But I've been busy, what with all the holiday festivities and such, and now I'm packing, and I'm tired, and, while there's not much wine in these little bottles four of them do add up pretty quickly.

Meaning...you all are the losers in all this, tragically. No brilliance. No cogent analysis. No raw language cum insightful conclusions.

You will not read how the utter collapse of Blackberry is actually shocking. Yes, management are serial fuck-ups. Yes, Google is spending billions in monopoly profits from another market to crush Blackberry and buy up market share for Android.

But the fact is, Blackberry devices are superior to nearly every single Android device. That's right, superior to nearly every single one; maybe every single one. They offer superior build quality. A more stable operating environment. Better keyboard, better texting, better email, better security.

I think the OS is superior. BBM is better than anything Android offers. The cameras are all pretty damn good. It's easy to Twitter or Facebook. Call quality is far superior.

So what gives? I mean, shit, even Microsoft, which doesn't know what to do with all it's cash, passed on buying them. 

I know, I know...but Brian, there's like 500,000 apps for Android and only like 50,000 for Blackberry.

How many apps do we need?

Is it the touchscreen?

You have any idea how crappy and poorly responsive most Android touchscreens are?
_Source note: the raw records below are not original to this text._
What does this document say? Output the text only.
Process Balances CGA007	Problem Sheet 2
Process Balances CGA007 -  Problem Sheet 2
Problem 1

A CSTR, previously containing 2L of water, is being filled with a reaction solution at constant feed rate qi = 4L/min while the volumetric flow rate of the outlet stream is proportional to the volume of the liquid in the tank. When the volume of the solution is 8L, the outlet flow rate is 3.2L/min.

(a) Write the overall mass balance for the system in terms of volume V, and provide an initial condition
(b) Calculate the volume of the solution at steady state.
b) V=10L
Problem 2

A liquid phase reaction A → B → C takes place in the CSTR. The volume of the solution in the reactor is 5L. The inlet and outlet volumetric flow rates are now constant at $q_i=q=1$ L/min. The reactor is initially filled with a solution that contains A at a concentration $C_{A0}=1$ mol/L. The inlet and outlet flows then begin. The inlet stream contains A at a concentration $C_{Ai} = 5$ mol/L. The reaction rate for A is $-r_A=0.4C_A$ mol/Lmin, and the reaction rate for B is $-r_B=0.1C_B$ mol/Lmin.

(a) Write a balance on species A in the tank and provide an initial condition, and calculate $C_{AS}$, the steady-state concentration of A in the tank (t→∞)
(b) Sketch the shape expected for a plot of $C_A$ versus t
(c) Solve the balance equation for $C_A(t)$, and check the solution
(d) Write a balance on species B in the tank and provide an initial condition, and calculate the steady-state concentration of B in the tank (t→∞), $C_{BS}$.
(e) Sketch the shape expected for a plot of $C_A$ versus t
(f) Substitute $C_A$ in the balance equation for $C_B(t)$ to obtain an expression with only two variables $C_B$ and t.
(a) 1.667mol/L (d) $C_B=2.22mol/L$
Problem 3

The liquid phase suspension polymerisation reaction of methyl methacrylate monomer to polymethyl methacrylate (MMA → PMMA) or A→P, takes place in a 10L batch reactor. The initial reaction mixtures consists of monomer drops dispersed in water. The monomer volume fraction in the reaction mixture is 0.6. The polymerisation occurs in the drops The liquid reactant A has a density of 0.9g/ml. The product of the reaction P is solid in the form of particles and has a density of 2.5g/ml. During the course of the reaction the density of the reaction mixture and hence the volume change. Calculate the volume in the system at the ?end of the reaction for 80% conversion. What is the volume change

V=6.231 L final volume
I think I know the reason:

Blackberry are awesome *work* devices. Only, smartphones have now become our *always* device. The smartphone is the (personal) computer. 

No one thinks of Blackberry as the game console, the eReader, the movie screen. We don't actually listen to music on them much because they are work devices. That's how we've always viewed them. 

Only, in this new revolution, which is more than just an app revolution or touchscreen evolution, it is the consumer, the user, the individual, that is leading the charge -- and taking their devices inside the company. It is not the company device, such as the PC, that is pushing its way into our homes.

Those days are gone.

So, too, I fear are Blackberrys.

Anyway, that's my very quick analysis. I'm just too tired to offer up anything more right now...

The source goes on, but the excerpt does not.